Autore: Riccardo De Angelis
Data: 23 Dic, 2024

Bennett Stirtz è tra i volti belli della stagione e la sua partita con Kansas State ha una trama quasi da film. Le pagelle della Week 7.

 

Bennett Stirtz (Drake). Al di là di come andranno la stagione o addirittura la carriera del play-guardia di Drake, il 17 dicembre sarà una data che Stirtz ricorderà per tutta la vita. Lui, da sempre tifoso di Kansas State, ignorato da tutte le squadre di Division I in fase di reclutamento, ha giocato una partita da eroe (22 punti con 7/11 da due e 1/2 da tre) segnando quasi tutti i canestri dell’overtime e soprattutto la tripla della vittoria allo scadere proprio contro Kansas State. Drake resta imbattuta (11-0) e il ragazzo è in cima alle nostre pagelle senza se e senza ma.

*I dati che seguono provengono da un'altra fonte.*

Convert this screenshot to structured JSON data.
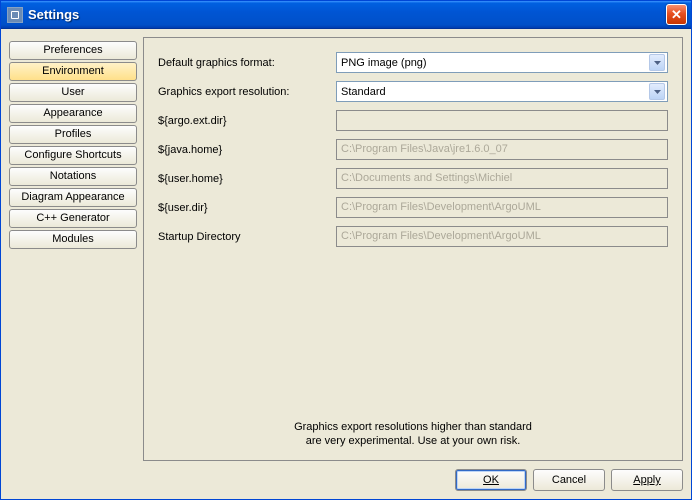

Florida. Battere North Carolina dopo aver giocato un primo tempo favoloso, esser saliti sopra di 18 e poi ritrovarsi sotto nell’ultimo minuto è una cosa da grande squadra. Al suo terzo anno con i Gators, coach Todd Golden ha trovato la sua forma: un backcourt complementare e variegato in grado di portare 50 punti a sera e sotto canestro due lunghi veri che possono fare a sportellate con chiunque. Alijah Martin è perfetto per un sistema offensivo con troppi creatori da difendere e la sua esperienza è stata fondamentale per la migliore vittoria dell’anno contro UNC.

 

Jeremiah Fears (Oklahoma). Uno dei prospetti più chiacchierati ha trovato ancora una volta il modo di far parlare di sé, ovvero sganciando 30 punti molto efficienti sulle teste di Michigan, con tanto di game-winner da 3+1. Sempre più maturo e sempre più letale, Fears è una minaccia realizzativa su tre livelli che per i Sooners fa un po’ di tutto (li guida in punti, assist e recuperi), il che è a dir poco impressionante per un freshman di una high-major ancora imbattuta a ridosso di Natale.

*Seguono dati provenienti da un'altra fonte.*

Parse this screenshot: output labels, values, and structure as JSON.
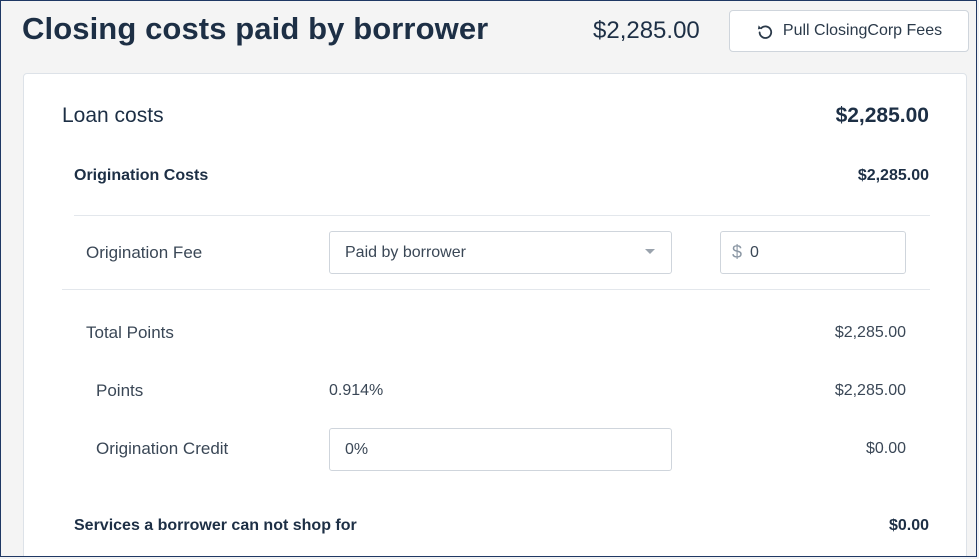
{
  "header": {
    "title": "Closing costs paid by borrower",
    "total": "$2,285.00",
    "pull_button_label": "Pull ClosingCorp Fees"
  },
  "loan_costs": {
    "title": "Loan costs",
    "total": "$2,285.00",
    "origination_costs": {
      "title": "Origination Costs",
      "total": "$2,285.00",
      "origination_fee": {
        "label": "Origination Fee",
        "paid_by": "Paid by borrower",
        "currency_symbol": "$",
        "amount": "0"
      },
      "total_points": {
        "label": "Total Points",
        "value": "$2,285.00"
      },
      "points": {
        "label": "Points",
        "percent": "0.914%",
        "value": "$2,285.00"
      },
      "origination_credit": {
        "label": "Origination Credit",
        "percent": "0%",
        "value": "$0.00"
      }
    },
    "services_cannot_shop": {
      "title": "Services a borrower can not shop for",
      "total": "$0.00"
    }
  }
}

Donovan Dent (New Mexico). In questo periodo dell’anno, c’è chi va in vacanza anticipata e chi fa il proprio dovere. Dent invece fa categoria a sé coi suoi straordinari: i 40 punti (più della metà di quelli segnati da UNM) in faccia a una delle migliori difese della Division I infatti la dicono lunghissima. Dritto a canestro o di fino dal palleggio, nessun giocatore di VCU è davvero riuscito a tenerlo in uno-contro-uno. Viaggia intorno ai 20 punti e 7 assist di media e bisognerebbe parlare un po’ più spesso di lui.

 

Ian Jackson (North Carolina). Una guardia col paraocchi che può risolverti la partita o affossartela. Il freshman di North Carolina ha avuto una di quelle settimane in grado di cambiare in positivo la stagione. Ha guidato prima la rimonta fallimentare contro Florida con una scarica di canestri nel secondo tempo (11 punti nel finale) e poi invece contro UCLA ha colpito ripetutamente grazie all’elettricità e alla sua confidenza con il palleggio arresto e tiro (24 punti col 62% dal campo). Se RJ Davis dovesse continuare a non trovare il canestro con continuità, Jackson potrebbe rivelarsi il sostituto perfetto.

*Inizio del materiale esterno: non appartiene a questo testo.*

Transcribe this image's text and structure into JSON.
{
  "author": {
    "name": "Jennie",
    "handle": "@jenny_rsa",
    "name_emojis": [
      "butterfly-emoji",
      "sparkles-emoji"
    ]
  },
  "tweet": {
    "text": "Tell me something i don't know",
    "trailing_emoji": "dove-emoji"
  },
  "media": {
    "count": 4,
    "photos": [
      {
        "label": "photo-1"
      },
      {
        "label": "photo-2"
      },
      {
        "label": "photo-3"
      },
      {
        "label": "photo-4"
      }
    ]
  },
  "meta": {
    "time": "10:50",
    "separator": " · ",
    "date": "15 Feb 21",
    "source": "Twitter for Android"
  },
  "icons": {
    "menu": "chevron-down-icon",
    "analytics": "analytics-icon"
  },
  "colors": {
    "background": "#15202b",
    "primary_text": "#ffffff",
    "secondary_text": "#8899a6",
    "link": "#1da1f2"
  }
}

UC San Diego. Record 11-2 in stagione, striscia aperta di 9 vittorie (4 delle ultime 5 in trasferta) e in settimana ha passato l’esame di maturità sul parquet di una Utah State fino ad allora imbattuta, godendo del fiuto per il canestro dei suoi esterni e vincendo la battaglia a rimbalzo nonostante la taglia inferiore del suo frontcourt. Da esordiente assoluta in D1 a possibile top dog della Big West (UC Irvine permettendo) nel giro di 5 anni: siamo a metà stagione ma la parabola di coach Eric Olen e dei suoi Tritons è già ragguardevole.

 

Collin Murray-Boyles (South Carolina). Lo scorso anno aveva sorpreso per quanto era pronto e versatile, mentre in questa stagione sta imparando anche ad essere decisivo. Murray-Boyles nel derby contro Clemson, alla solita partita da tuttofare, presente sia in attacco che in difesa, ha aggiunto 12 punti (dei 22 totali) negli ultimi dieci minuti di partita. Jumpshot da 5 metri, finte sotto canestri, mano ai liberi per un prospetto Nba da fine primo giro che, oltre alla difesa e ai rimbalzi, sta iniziando ad essere anche il leader offensivo dei Gamecocks.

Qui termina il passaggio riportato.